🤖 AI Summary
Formalizing probabilistic relationships among strategies in stochastic games remains challenging, particularly for turn-based settings. Method: This paper introduces HyperSt², the first hyperlogic specifically designed for turn-based stochastic games. HyperSt² enables cross-trace, strategy-level probabilistic hyperproperties—supporting precise formalization of high-level game-theoretic semantics such as optimality and Nash equilibrium. Contribution/Results: We establish the first complexity-theoretic results for HyperSt²: PSPACE-completeness under memoryless deterministic strategies and EXPTIME-decidability under bounded-memory strategies. We further prove that HyperSt² strictly subsumes existing logics in expressive power. By integrating hyperlogical modeling, probabilistic verification, and rigorous complexity analysis, this work provides both a theoretical foundation and algorithmic guarantees for the formal verification of strategies in stochastic games.
📝 Abstract
We propose a probabilistic hyperlogic called HyperSt$^2$ that can express hyperproperties of strategies in turn-based stochastic games.

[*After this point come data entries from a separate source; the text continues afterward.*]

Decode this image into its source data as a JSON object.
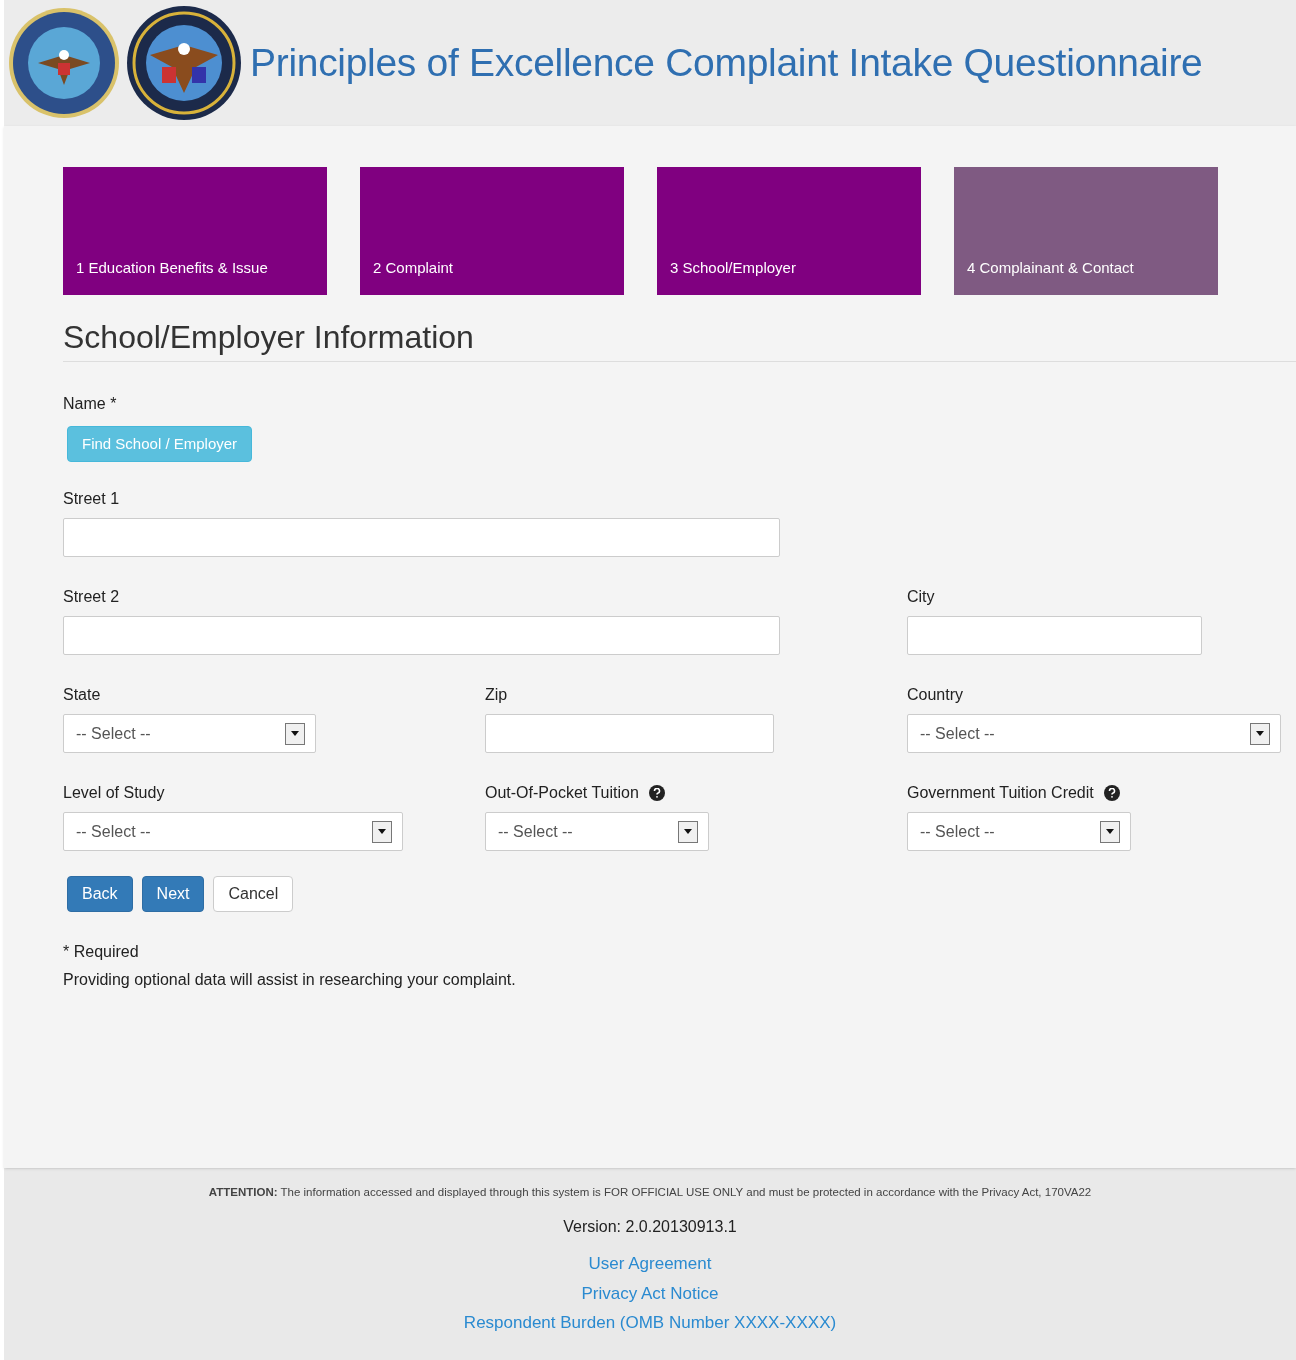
{
  "header": {
    "title": "Principles of Excellence Complaint Intake Questionnaire"
  },
  "steps": [
    {
      "label": "1 Education Benefits & Issue",
      "enabled": true
    },
    {
      "label": "2 Complaint",
      "enabled": true
    },
    {
      "label": "3 School/Employer",
      "enabled": true
    },
    {
      "label": "4 Complainant & Contact",
      "enabled": false
    }
  ],
  "section_title": "School/Employer Information",
  "name_field": {
    "label": "Name *",
    "button": "Find School / Employer"
  },
  "rows": [
    [
      {
        "kind": "text",
        "label": "Street 1"
      }
    ],
    [
      {
        "kind": "text",
        "label": "Street 2"
      },
      {
        "kind": "text",
        "label": "City"
      }
    ],
    [
      {
        "kind": "select",
        "label": "State",
        "value": "-- Select --"
      },
      {
        "kind": "text",
        "label": "Zip"
      },
      {
        "kind": "select",
        "label": "Country",
        "value": "-- Select --"
      }
    ],
    [
      {
        "kind": "select",
        "label": "Level of Study",
        "value": "-- Select --"
      },
      {
        "kind": "select",
        "label": "Out-Of-Pocket Tuition",
        "value": "-- Select --",
        "help": true
      },
      {
        "kind": "select",
        "label": "Government Tuition Credit",
        "value": "-- Select --",
        "help": true
      }
    ]
  ],
  "buttons": [
    {
      "label": "Back",
      "kind": "primary"
    },
    {
      "label": "Next",
      "kind": "primary"
    },
    {
      "label": "Cancel",
      "kind": "default"
    }
  ],
  "notes": [
    "* Required",
    "Providing optional data will assist in researching your complaint."
  ],
  "footer": {
    "attention": "**ATTENTION:** The information accessed and displayed through this system is FOR OFFICIAL USE ONLY and must be protected in accordance with the Privacy Act, 170VA22",
    "version": "Version: 2.0.20130913.1",
    "links": [
      "User Agreement",
      "Privacy Act Notice",
      "Respondent Burden (OMB Number XXXX-XXXX)"
    ]
  }
}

To the best of our knowledge, HyperSt$^2$ is the first hyperlogic for stochastic games. HyperSt$^2$ can relate probabilities of several independent executions of strategies in a stochastic game. For example, in HyperSt$^2$ it is natural to formalize optimality, i.e., to express that some strategy is better than all other strategies, or to express the existence of Nash equilibria. We investigate the expressivity of HyperSt$^2$ by comparing it to existing logics for stochastic games, as well as existing hyperlogics. Though the model-checking problem for HyperSt$^2$ is in general undecidable, we show that it becomes decidable for bounded memory and is in EXPTIME and PSPACE-hard over memoryless deterministic strategies, and we identify a fragment for which the model-checking problem is PSPACE-complete.